Only two answers to the quiz?????????? one was right good old JT the answer I posted to Mick before I posted it with a few comments follows, but at least the clicks are getting up.
So here it is, They all appear in Thomas Gray's poem 'Elegy written in a country churchyard'.
Four well known phrases, in common use, from one not-very-long poem, seems to me to be quite remarkable. I say 'four' as I'm not sure that 'The peep of dawn' is too well known, though it strikes me as being familiar. Nor do I know if Gray was the first to link 'peep' with 'dawn' though, again, I suspect that he was.
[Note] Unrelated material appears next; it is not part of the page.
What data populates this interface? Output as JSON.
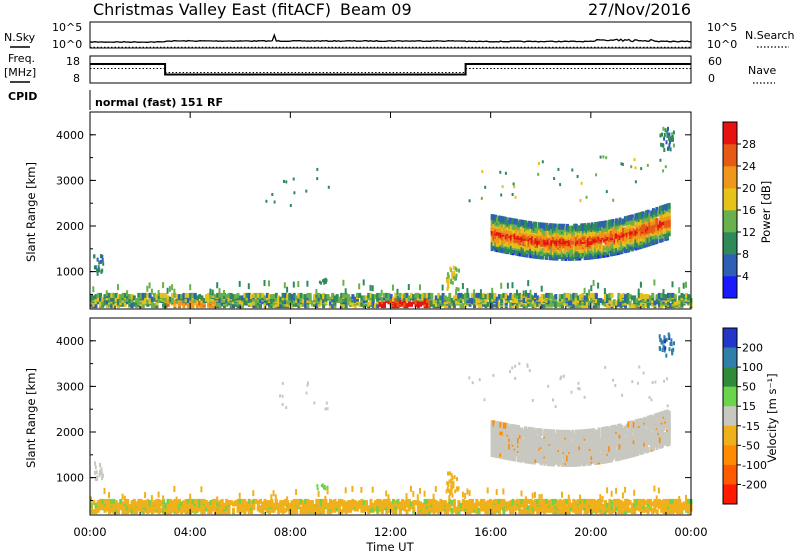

Thomas Hood also linked 'peep' with 'dawn' in his poem 'I remember, I remember, the house where I was born; the little window where the sun came peeping in at dawn' etc. etc.
Wet Wet Wet not the Scottish pop rock band that formed in the 1980s but it has been . A while ago, you may remember, I reported that we had been issued with a hosepipe ban. Water levels for that month were lower than in the height of the long hot summer of 1976 a few of you remember who where stationed in Coypool in that year; and, despite a lot of water companies not attending to wasteful leaks (yes, you lot on the south west) no washing of you car Tom don't think you did, it was decreed that the use of the common garden hose was verboten. No more Pleasant Valley Sunday car washing or sprinkling of the lawn; no more window cleaning with the K-Telomatic long-reach-window-pole-and-hose-combination and definitely no more filling up your paddling pools by hose. A miserable hose-less summer seemed to be on the cards. The kids dancing in and out of the sprinkler to shouts of laughter was not to be… That was until April.
Now, when I was a wee chap in the grey short school trousers there was a nursery rhyme or saying that spoke of March winds and April showers. The key words here, I feel, are ‘April showers’ – no where does it speak of April deluges or April heavy-unrelenting-downpours. But April deluges and downpours, of what can only be described as Noahian proportions, was what we got. Lulu II managed well she rose out of the water and it was a bit tricky going through Nottingham. I spent the whole month under my brolly and my entire collection of shoes (which, it must be said, is not on the Imelda scale) all now leak.
It has been officially reported that the rain unleashed on the United Kingdom in April broke all previous records. The Met Office said six of its weather stations had seen more than three times their usual monthly average this April: “The figures up to April 29 show the amount of rain which has fallen is almost double the long term average for April of 69.6mm, in records dating back to 1910.” Liscombe, on Exmoor in Somerset, has seen the most rainfall, with 273.8mm of rain compared with its 86.4mm average. Crumbs, that’s a lotta rain! I wonder how much of it the water companies let leak away.
But hey, if that news doesn’t cheer us up here is some that will; the reservoirs are nearly full again. So much so, that as of this week, guess what? Yup, the hosepipe ban has been lifted. Well, it has here in the Midlands and for much of the country. I think it’s still in place in the South West (were the companies don’t bung up the leaks) and across parts of the South east. But for the rest of us it’s, “Hi, di, hi” and down to B&Q to buy up all those cheap hoses and sprinkley-snap-on gadgets. Mind you, a kill-joy from Defra (Department for Environment, Food and Rural Affairs) has been quick to, erm,put the spoke in. He lectured on Channel 4 News that's if you watch it: “While we welcome the rain we have received recently, we cannot be complacent and still need everyone to save water where they can.” Well mate, I’ve got three pairs of wellies outside my back door that are absolutely full of water - you can have that if you want it!